Part 11

101K 6.3K 135
                                    

Di pagi yang cerah, Erica menatap bayangan dirinya di depan cermin besar di kamarnya. Ia kembali menitikkan air matanya entah sudah yang ke berapa kali ia menangis pagi ini.

"Kau tidak perlu memaksakan diri untuk hadir, Nak...." kata Devward yang masuk ke kamar dan menghampiri Erica.

Erica dengan cepat menghapus air matanya dan ia membalikkan tubuhnya lantas memeluk Devward dengan erat. Hanya pelukan yang ia butuhkan sekarang.

Devward balas memeluk Erica dengan erat, mengelus punggung putri kesayangannya itu dengan lembut berharap bisa menenangkan Erica.

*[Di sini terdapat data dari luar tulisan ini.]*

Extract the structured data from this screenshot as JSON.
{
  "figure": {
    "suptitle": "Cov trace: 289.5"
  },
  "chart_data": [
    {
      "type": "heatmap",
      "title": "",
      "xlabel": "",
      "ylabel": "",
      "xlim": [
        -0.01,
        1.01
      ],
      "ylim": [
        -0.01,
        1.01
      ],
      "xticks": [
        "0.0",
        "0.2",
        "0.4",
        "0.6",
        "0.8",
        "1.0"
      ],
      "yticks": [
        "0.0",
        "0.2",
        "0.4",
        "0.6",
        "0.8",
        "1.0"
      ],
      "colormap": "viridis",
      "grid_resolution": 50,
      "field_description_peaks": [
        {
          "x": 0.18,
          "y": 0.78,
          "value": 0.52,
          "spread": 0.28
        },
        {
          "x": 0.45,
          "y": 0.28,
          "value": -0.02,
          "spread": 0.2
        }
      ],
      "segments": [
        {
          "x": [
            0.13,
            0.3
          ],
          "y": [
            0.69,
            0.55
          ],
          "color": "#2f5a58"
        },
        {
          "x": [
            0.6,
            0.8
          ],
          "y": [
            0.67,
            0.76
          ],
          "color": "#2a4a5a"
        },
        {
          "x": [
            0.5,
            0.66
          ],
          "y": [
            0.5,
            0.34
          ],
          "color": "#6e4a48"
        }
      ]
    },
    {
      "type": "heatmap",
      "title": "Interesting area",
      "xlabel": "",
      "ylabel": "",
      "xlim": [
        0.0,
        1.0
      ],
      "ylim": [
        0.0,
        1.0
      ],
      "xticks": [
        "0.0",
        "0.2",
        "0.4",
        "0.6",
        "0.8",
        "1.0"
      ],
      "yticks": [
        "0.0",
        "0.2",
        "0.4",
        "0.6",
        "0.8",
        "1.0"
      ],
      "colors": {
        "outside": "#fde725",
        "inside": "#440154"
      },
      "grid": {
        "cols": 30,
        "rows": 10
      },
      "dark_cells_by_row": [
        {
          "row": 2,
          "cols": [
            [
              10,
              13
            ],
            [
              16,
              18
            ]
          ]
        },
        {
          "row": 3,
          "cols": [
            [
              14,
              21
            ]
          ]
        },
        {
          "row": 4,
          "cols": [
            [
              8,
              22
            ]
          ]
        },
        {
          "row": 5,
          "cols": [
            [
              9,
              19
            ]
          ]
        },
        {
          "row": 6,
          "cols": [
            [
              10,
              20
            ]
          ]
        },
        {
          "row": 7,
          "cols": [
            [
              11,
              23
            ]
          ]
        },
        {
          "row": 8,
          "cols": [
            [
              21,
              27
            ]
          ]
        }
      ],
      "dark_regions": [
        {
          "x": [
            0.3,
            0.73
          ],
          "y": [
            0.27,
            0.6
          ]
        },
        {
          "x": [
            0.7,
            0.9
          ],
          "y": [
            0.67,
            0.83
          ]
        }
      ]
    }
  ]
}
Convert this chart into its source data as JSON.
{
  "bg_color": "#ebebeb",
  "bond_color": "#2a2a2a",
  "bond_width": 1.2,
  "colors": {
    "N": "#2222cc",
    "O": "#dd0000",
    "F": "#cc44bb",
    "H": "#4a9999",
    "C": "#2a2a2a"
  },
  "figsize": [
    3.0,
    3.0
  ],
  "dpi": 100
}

"Aku tidak apa-apa, Dad...." kata Erica dengan getir.

"Aku akan mencoba iklas dan menerima apapun yang akan terjadi nanti padaku," lanjut Erica dengan lirih. Memangnya apa lagi yang bisa ia lakukan kalau bukan iklas menerima semuanya? Merelakan kebahagiaannya untuk kebahagiaan orang lain.

"Baiklah, acara akan di mulai sebentar lagi, mari kita pergi ke sana," kata Devward sembari melepas pelukan mereka. Ia mengusap pelan pipi Erica yang masih basah karena air mata.

Sungguh, Devward merasa ini tidak adil buat Erica. Saat Erica terluka, Devward juga merasakan sakit itu dan saat Erica bersedih dan menangis, Devward juga melakukan hal yang sama. Devward sangat tidak rela jika Erica terus mengalah bahkan sampai merelakan kebahagiaannya untuk orang lain.

Devward menggenggam tangan Erica dengan erat, berharap bisa membagi kekuatan dan ketegaran untuk Erica.

Mereka berdua keluar dari kamar Erica dan pergi menuju rumah Agel.

Sementara di lain tempat, Agel masih menatap dirinya dari depan cermin. Senyumnya seakan tidak pernah pudar. Ia merapikan tata letak dasi kupu-kupu yang ia pakai lalu mengusap rambutnya dengan pelan.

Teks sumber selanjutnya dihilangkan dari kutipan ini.